Sunday, September 14, 2008

Commission Attempts Whaling Compromise

An international ban on commercial whaling that has stood for 22 years will face new challenges next week when negotiators from around the world gather in Florida.

International Whaling Commission delegates scheduled talks in St. Pete Beach to try to work through disagreements one delegate described as having "turned debate in the IWC into highly publicized trench warfare."

A retired United Nations diplomat, former Under Secretary-General Alvaro de Soto, is scheduled to lead closed-door discussions in hopes of finding common ground.

Conflict on the commission centers on the moratorium, which dozens of nations accepted in 1986 over concern that the giant mammals could be hunted to extinction. Some countries, led by Japan, argue a full ban is unneeded now and say the commission is failing to do its original job - managing whale populations as a resource to be used.

"There's been two camps that have been at a bit of a gridlock," said Scott Smullen, a National Oceanic and Atmospheric Administration spokesman. NOAA manages U.S. participation in the commission.

The gathering is for a small working group that cannot change anything by itself, but it could negotiate a proposal for changes and ask the full commission to adopt that next year.

Some whale advocates worry that commissioners who are tired of rancor could abandon protections many Americans assume are permanent.

"I think of whales as being saved in the '80s. ... And that's exactly what's being overturned, or could be overturned," said Jake Levenson, a spokesman for the International Fund for Animal Welfare.

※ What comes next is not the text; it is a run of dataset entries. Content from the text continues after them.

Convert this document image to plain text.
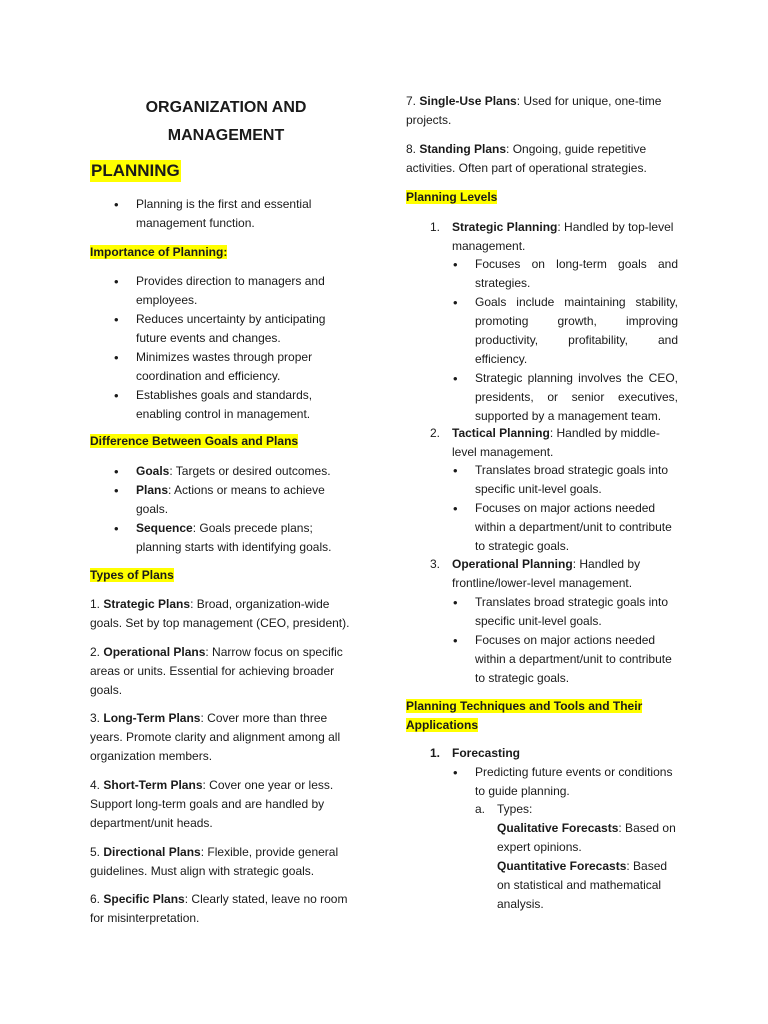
ORGANIZATION AND
MANAGEMENT
PLANNING
• Planning is the first and essential management function.
Importance of Planning:
• Provides direction to managers and employees.
• Reduces uncertainty by anticipating future events and changes.
• Minimizes wastes through proper coordination and efficiency.
• Establishes goals and standards, enabling control in management.
Difference Between Goals and Plans
• Goals: Targets or desired outcomes.
• Plans: Actions or means to achieve goals.
• Sequence: Goals precede plans; planning starts with identifying goals.
Types of Plans
1. Strategic Plans: Broad, organization-wide goals. Set by top management (CEO, president).
2. Operational Plans: Narrow focus on specific areas or units. Essential for achieving broader goals.
3. Long-Term Plans: Cover more than three years. Promote clarity and alignment among all organization members.
4. Short-Term Plans: Cover one year or less. Support long-term goals and are handled by department/unit heads.
5. Directional Plans: Flexible, provide general guidelines. Must align with strategic goals.
6. Specific Plans: Clearly stated, leave no room for misinterpretation.
7. Single-Use Plans: Used for unique, one-time projects.
8. Standing Plans: Ongoing, guide repetitive activities. Often part of operational strategies.
Planning Levels
1. Strategic Planning: Handled by top-level management.
• Focuses on long-term goals and strategies.
• Goals include maintaining stability, promoting growth, improving productivity, profitability, and efficiency.
• Strategic planning involves the CEO, presidents, or senior executives, supported by a management team.
2. Tactical Planning: Handled by middle-level management.
• Translates broad strategic goals into specific unit-level goals.
• Focuses on major actions needed within a department/unit to contribute to strategic goals.
3. Operational Planning: Handled by frontline/lower-level management.
• Translates broad strategic goals into specific unit-level goals.
• Focuses on major actions needed within a department/unit to contribute to strategic goals.
Planning Techniques and Tools and Their
Applications
1. Forecasting
• Predicting future events or conditions to guide planning.
a. Types:
Qualitative Forecasts: Based on expert opinions.
Quantitative Forecasts: Based on statistical and mathematical analysis.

Commission members identified more than 30 subjects that might be taken up, with no guarantee of addressing any one item. Included in the mix is a Japanese proposal to allow coastal hunting of one type of whale, the minke, which many whalers argue is plentiful.

"The impact of the moratorium on commercial whaling in these communities has been enormous," the Japanese proposal added. The request suggested negotiation about any details, including the number of whales, and argued that coastal whaling could be authorized without undoing the commercial moratorium that governs hunting across the world's oceans.